In his determination to be reunited with Rebekah, Brown has also appealed to Tennessee Gov. William Haslam. A p etition on Change.org appealing to the governor currently has nearly 800 supporters.

"We have a nationwide campaign now called free Rebekah," Brown said. "We get 75 to 100 emails daily and they're all petitioning governor Bill Haslam to give me a full pardon, to forgive me of my sins and let me get a permit to keep her."

Rebekah isn't Brown's first pet raccoon.

In 2012, another video of his dancing with a raccoon he called Gunshow catapulted him to YouTube stardom. Brown made more video of himself with the raccoon. They showed him wrestling with the animal and giving it a bath using Hannah Montana shampoo. The videos have racked up millions of views.

Brown and Gunshow were even gearing up for their own reality-TV show until the animal died earlier this year. Brown says he will fight for Rebekah's return.

"I think we can get Rebekah back.

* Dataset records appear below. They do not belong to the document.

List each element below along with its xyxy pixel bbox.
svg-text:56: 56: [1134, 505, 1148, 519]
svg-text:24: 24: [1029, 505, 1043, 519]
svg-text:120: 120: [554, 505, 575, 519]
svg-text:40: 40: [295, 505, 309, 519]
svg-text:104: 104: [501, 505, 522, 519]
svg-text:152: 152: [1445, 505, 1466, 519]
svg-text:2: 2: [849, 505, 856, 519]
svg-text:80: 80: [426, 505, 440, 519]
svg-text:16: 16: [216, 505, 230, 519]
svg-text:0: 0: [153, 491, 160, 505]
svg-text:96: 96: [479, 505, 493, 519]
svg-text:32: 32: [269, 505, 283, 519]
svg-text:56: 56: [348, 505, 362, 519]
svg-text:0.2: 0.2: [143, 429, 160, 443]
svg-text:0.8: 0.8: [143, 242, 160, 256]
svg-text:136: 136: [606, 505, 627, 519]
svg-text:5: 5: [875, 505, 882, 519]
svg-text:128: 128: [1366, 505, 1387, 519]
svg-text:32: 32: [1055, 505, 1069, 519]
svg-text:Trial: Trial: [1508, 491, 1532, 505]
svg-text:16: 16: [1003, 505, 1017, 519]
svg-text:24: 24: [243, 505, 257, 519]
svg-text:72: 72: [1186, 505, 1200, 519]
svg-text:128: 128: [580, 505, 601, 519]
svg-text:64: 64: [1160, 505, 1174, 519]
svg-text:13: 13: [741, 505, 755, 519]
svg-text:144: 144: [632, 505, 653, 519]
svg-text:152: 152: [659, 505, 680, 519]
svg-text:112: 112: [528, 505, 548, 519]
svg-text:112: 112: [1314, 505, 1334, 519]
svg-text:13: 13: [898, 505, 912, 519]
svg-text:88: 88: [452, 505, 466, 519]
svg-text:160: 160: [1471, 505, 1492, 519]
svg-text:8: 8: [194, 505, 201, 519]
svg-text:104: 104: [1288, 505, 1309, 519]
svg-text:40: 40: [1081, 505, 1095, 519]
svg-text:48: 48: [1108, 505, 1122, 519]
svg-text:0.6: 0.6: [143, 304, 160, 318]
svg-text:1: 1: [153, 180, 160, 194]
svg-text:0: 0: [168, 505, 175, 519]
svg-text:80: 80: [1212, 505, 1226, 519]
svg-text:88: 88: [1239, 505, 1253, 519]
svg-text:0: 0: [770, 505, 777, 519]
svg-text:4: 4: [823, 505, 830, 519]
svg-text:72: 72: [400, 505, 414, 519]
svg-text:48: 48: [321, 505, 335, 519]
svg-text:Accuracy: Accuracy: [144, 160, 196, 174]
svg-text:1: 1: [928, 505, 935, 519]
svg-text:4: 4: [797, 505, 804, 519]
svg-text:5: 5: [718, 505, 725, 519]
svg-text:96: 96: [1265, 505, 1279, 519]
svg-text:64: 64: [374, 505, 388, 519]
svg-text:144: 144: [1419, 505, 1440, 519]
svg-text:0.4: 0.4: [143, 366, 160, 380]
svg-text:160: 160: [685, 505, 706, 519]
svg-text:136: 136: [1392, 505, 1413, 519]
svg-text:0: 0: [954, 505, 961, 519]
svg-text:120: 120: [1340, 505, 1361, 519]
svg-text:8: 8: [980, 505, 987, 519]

I should not be condemned, I should be commended," he said. "I've done no wrong."

Officials disagree.

The Tennessee Wildlife Resource Agency said it became aware of Rebekah after a complaint from the public about two weeks ago.

Rebekah was taken to Walden's Puddle, a wildlife rehabilitation and education center in Tennessee.

A wildlife agency spokesman told ABC News that Brown could have been cited but wasn't because he was cooperative. The animal will not be returned to Brown, the spokesman added.

Bettina Bowers Schwan, the animal care director at Walden's Puddle, said the raccoon is doing well.

Schwan said the raccoon would be introduced to a clan of other orphaned raccoons, be raised with them and then released into the wild with them "so she can live the wild life she deserves to live.